Pages

21 August 2010

Christopher Allen Ryser

At last! My very first "creative writing" blog post. This was written in early 2009. Most of my Saturday postings will be new/unreleased, but I thought I'd start with a "classic" of my writing. Enjoy!

I fell asleep to the sound of him typing. Every night. I never asked him what he was writing. It was the Great American novel. Well, that's what he wished. Every night, he'd write and write and write. Type, type, type. Click, click, click. The sound of the keys, his sighs of defeat, gasps of inspiration, moans of desperation, all became part of me. I fell in love with the writer I barely knew.

His name was Christopher Allen Ryser. C.A.R. In my mind, he told me stories of his parents, both car-lovers, and how they gave him those initials. Other times, they did it on accident, and it was fate that made him a car-lover. Or ironic because he hated cars.

He had many stories. When he'd type at night, I imagined him telling me the things he wrote. They were fascinating stories. I sometimes wondered if his stories were anywhere near as good as the ones he told me in my imagination. I decided they were much better.

I did not know the colour of his eyes; I rarely saw him. He had short brown hair, a soft chin, and a tired face. My dreams were filled with him. He never stopped telling me stories. He whispered them into my ear as I laid in his arms. When he'd kiss me, his lips spoke to mine, telling them the most amazing things imaginable.

At times, the reality that he would never be mine, that he did not even know me, would consume me. It burned through me like swallowing hot wax. I moaned in pain when I thought these things. Christopher Allen Ryser, I whispered weakly. I wished my last name would be Ryser.
Was I wrong to love him? Perhaps, but it could not be helped.

He was a writer. He was a storyteller. He was a puppet master, and the world and I were his captivated audience. He was never published during his lifetime, though his niece managed to get some of his writings published after he passed away. She had been a beautiful little girl, always visiting her Uncle Chris and bringing him flowers. He told her stories. His voice was loving and strong and filled with a gentleness just for her. When he would speak to me, it was with a tired, weary voice, the weight of his writing heavy upon him.

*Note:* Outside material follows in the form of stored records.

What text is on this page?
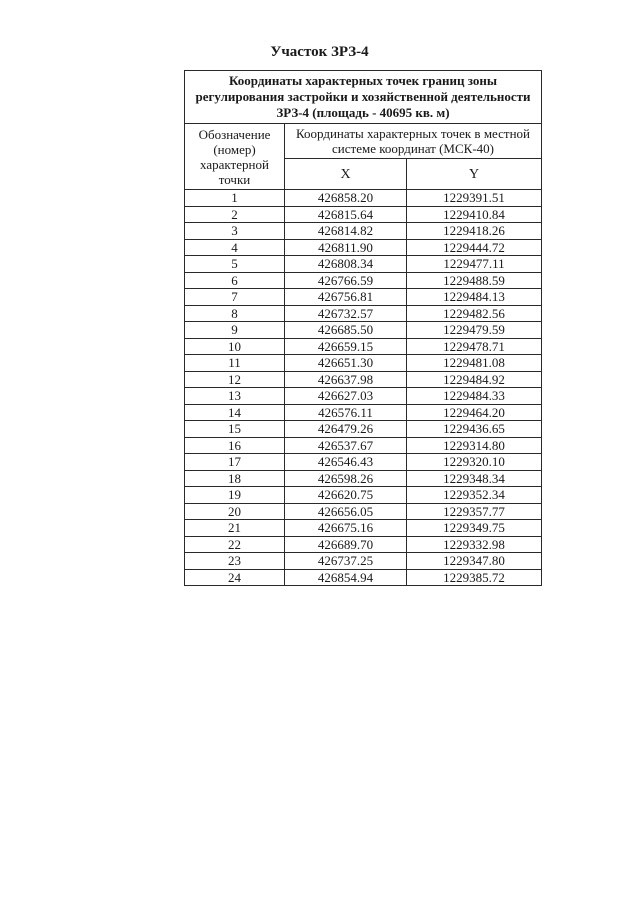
Участок ЗРЗ-4
Координаты характерных точек границ зоны регулирования застройки и хозяйственной деятельности ЗРЗ-4 (площадь - 40695 кв. м)		
Обозначение (номер) характерной точки	Координаты характерных точек в местной системе координат (МСК-40)	
	X	Y
1	426858.20	1229391.51
2	426815.64	1229410.84
3	426814.82	1229418.26
4	426811.90	1229444.72
5	426808.34	1229477.11
6	426766.59	1229488.59
7	426756.81	1229484.13
8	426732.57	1229482.56
9	426685.50	1229479.59
10	426659.15	1229478.71
11	426651.30	1229481.08
12	426637.98	1229484.92
13	426627.03	1229484.33
14	426576.11	1229464.20
15	426479.26	1229436.65
16	426537.67	1229314.80
17	426546.43	1229320.10
18	426598.26	1229348.34
19	426620.75	1229352.34
20	426656.05	1229357.77
21	426675.16	1229349.75
22	426689.70	1229332.98
23	426737.25	1229347.80
24	426854.94	1229385.72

He died young. Cancer. A week before he died, he did not write. Instead, he sat down at the foot of my bed and spoke to me in his tired, weary voice. This time, however, it was not his writing which ailed him; it was his own pending death.

"Look after her, please," he asked me. That was all he said, and then he wept. In my dreams, it was I who was in his arms, but this time, he was in mine. Neither of us said a word. He did not sob, but tears soaked his face and clothing.

After he died, his niece still visited. Now, it was I who gave flowers. I cared for her, just as her uncle had wished. As she grew older, she became a beautiful woman. She told me she was in love with me when she was 24 years old, so I married her and took her name. I knew I didn't love her the way I had loved her uncle, but I also knew I should never have loved a man.

She was a good wife, and I loved her as a sister. I wished I could have been a better husband, but she never complained. We had two children. Our son was named him Christopher Allen Ryser, Jr., after his great uncle whom he looked exactly like. Our daughter was named Lillian Alexandra Ryser, after her parents, Lillian and Alexander Ryser. She looked just like her mother. I loved our children just as I did their mother and great-uncle: with all of my heart.

In my dreams, I still heard him typing every night. He spoke to me. He told me stories. He cried in my arms, sometimes, and I told him how his niece and her children were doing. It seemed to make him happier. I never told him or anyone else, even in my dreams, that I had loved him. He knew.